Le gouvernement suédois a annoncé mercredi son intention d'abaisser l'âge de la responsabilité pénale de 15 à 13 ans afin de lutter contre l'essor du recrutement d'enfants par des réseaux criminels organisés.
Depuis plus de dix ans, le pays scandinave s'efforce de contenir la multiplication des crimes perpétrés par ces réseaux, liés principalement à la lutte pour le contrôle du marché de la drogue.
« Le nombre de crimes présumés impliquant des enfants de moins de 15 ans a doublé en dix ans. Et les suspects de fusillades mortelles sont de plus en plus jeunes », écrivent le gouvernement de coalition de droite et son allié d'extrême droite, les Démocrates de Suède, dans un article publié par le quotidien Expressen. « Cette évolution doit être stoppée », ajoutent-ils.

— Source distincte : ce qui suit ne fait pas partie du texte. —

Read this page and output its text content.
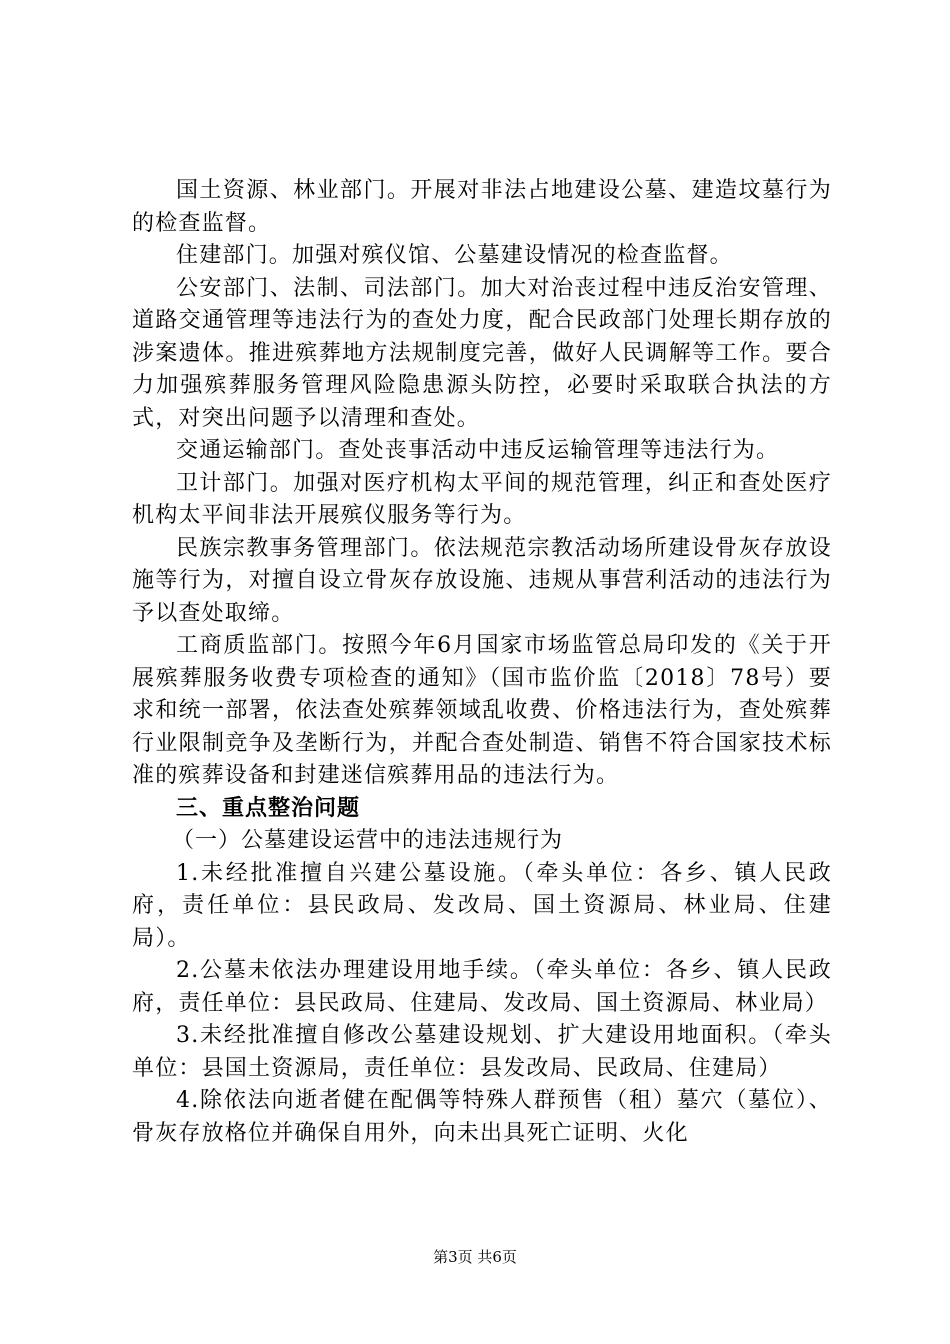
国土资源、林业部门。开展对非法占地建设公墓、建造坟墓行为的检查监督。

住建部门。加强对殡仪馆、公墓建设情况的检查监督。

公安部门、法制、司法部门。加大对治丧过程中违反治安管理、道路交通管理等违法行为的查处力度，配合民政部门处理长期存放的涉案遗体。推进殡葬地方法规制度完善，做好人民调解等工作。要合力加强殡葬服务管理风险隐患源头防控，必要时采取联合执法的方式，对突出问题予以清理和查处。

交通运输部门。查处丧事活动中违反运输管理等违法行为。

卫计部门。加强对医疗机构太平间的规范管理，纠正和查处医疗机构太平间非法开展殡仪服务等行为。

民族宗教事务管理部门。依法规范宗教活动场所建设骨灰存放设施等行为，对擅自设立骨灰存放设施、违规从事营利活动的违法行为予以查处取缔。

工商质监部门。按照今年6月国家市场监管总局印发的《关于开展殡葬服务收费专项检查的通知》（国市监价监〔2018〕78号）要求和统一部署，依法查处殡葬领域乱收费、价格违法行为，查处殡葬行业限制竞争及垄断行为，并配合查处制造、销售不符合国家技术标准的殡葬设备和封建迷信殡葬用品的违法行为。

三、重点整治问题

（一）公墓建设运营中的违法违规行为

1.未经批准擅自兴建公墓设施。（牵头单位：各乡、镇人民政府，责任单位：县民政局、发改局、国土资源局、林业局、住建局）。

2.公墓未依法办理建设用地手续。（牵头单位：各乡、镇人民政府，责任单位：县民政局、住建局、发改局、国土资源局、林业局）

3.未经批准擅自修改公墓建设规划、扩大建设用地面积。（牵头单位：县国土资源局，责任单位：县发改局、民政局、住建局）

4.除依法向逝者健在配偶等特殊人群预售（租）墓穴（墓位）、骨灰存放格位并确保自用外，向未出具死亡证明、火化

第3页 共6页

Les adolescents sont recrutés sur des applications chiffrées pour commettre des crimes en échange d'argent, les donneurs d'ordre évitant ainsi d'être repérés et profitant de l'absence de longue peine de prison pour ces jeunes en raison de leur âge. « Nous nous sommes entendus pour abaisser l'âge de la responsabilité pénale à 13 ans pour certains crimes graves tels que le meurtre et les attaques aggravées à l'explosif », écrit le gouvernement, ajoutant que la mesure serait mise en place pour une période limitée à cinq ans.
Le gouvernement de droite est arrivé au pouvoir en 2022 en promettant de lutter contre la criminalité organisée.
Trois ans après et alors que les élections sont prévues en septembre 2026, le pays est toujours le théâtre de fusillades et d'attaques à l'engin artisanal quasi quotidiens, qui font parfois des victimes innocentes. Les fusillades mortelles ont diminué ces dernières années, mais les attaques à l'engin explosif ont augmenté, selon les statistiques.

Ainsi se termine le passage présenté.